D’anciens Présidents en prison, l’Afrique en compte de plus en plus. Depuis 2011, au moins six Présidents africains ont été embastillés après leur départ du pouvoir. Pour des raisons diverses, certes. Mais on en vient finalement à se demander si le palais présidentiel n’est pas un raccourci vers la prison.

Le point sur certains dirigeants qui se sont retrouvés derrière les barreaux, au lendemain de leur mandat présidentiel. Certains d’entre eux sont même morts en prison, sans assistance aucune.

Le colonel Mamadou Tandja au Niger

Mamadou TandjaC’est le 22 décembre 1999 que Mamadou Tandja a été investi président de la République du Niger, après avoir remporté l’élection présidentielle, un mois plus tôt.
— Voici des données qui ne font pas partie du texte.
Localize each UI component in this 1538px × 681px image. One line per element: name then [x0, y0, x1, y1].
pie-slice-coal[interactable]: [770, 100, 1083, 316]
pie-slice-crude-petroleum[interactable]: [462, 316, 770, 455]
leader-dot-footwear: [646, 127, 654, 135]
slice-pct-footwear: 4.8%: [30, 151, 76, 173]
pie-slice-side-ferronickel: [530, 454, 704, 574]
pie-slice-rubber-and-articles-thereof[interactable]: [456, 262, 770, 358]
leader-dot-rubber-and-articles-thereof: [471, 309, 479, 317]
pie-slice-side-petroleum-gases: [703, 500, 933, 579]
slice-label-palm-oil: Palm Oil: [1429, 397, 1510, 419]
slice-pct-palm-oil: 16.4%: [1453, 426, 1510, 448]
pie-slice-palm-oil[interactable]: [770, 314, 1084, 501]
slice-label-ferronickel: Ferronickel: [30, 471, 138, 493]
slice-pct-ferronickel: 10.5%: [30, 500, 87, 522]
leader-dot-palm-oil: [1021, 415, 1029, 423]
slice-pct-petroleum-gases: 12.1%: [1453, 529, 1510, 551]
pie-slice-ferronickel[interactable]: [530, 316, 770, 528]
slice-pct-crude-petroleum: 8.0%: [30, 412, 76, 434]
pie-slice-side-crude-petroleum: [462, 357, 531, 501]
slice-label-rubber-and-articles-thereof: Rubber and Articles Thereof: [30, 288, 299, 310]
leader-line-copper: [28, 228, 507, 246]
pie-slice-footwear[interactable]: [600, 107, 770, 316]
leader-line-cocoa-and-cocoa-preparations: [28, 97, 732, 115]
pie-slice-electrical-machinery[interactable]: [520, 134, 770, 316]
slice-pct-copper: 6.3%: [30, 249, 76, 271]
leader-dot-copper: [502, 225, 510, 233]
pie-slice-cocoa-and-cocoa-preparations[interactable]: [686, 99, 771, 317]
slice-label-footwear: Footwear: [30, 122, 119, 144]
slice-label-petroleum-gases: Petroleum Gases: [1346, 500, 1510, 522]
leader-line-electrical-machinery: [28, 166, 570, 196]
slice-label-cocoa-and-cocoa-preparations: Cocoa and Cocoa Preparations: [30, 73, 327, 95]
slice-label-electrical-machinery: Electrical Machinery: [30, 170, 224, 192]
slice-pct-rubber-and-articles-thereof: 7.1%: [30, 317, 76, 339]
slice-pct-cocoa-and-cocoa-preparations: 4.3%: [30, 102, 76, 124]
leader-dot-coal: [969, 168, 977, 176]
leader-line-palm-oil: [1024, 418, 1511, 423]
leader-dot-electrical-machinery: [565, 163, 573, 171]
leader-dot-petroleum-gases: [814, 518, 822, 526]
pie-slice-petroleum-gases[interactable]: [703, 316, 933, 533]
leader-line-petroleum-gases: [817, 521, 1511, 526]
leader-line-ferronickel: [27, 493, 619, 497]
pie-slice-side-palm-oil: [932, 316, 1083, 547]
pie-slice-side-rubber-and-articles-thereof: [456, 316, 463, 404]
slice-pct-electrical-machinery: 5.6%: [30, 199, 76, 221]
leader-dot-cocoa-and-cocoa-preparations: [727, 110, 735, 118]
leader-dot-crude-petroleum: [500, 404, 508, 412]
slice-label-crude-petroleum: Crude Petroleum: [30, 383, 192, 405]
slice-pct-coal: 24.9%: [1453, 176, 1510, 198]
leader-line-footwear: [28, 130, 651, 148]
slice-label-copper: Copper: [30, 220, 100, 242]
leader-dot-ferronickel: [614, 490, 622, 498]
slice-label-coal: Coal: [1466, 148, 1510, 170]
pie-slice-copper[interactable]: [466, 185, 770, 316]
En 2004, il est réélu pour un second mandat au terme duquel l’envie de se maintenir au pouvoir en dépit des limites constitutionnelles le prend. En juin 2009, à trois mois de la Présidentielle, Mamadou Tandja tente une révision de la Constitution pour prolonger de trois ans son mandat. Il se heurte au refus catégorique de la Cour constitutionnelle et de l’Assemblée nationale qu’il décide de dissoudre, gouvernant par ordonnances. Le 4 août 2009, il organise un référendum pour entériner la révision de la Constitution. Face à la cacophonie qui s’installe dans le pays, les militaires entrent en lice et renversent le Président, le 18 février 2010. La junte baptisée Conseil suprême pour la restauration de la démocratie place, dans un premier temps, Mamadou Tandja en résidence surveillée avant de le déposer en prison, en janvier 2011. L’ancien chef d’État sera remis en liberté, le 10 mai 2011, un mois après l’élection présidentielle de 2011. Il aura passé environ quatre mois en prison. C’est donc en homme libre que le colonel Mamadou Tandja meurt à Niamey, le 24 novembre 2020.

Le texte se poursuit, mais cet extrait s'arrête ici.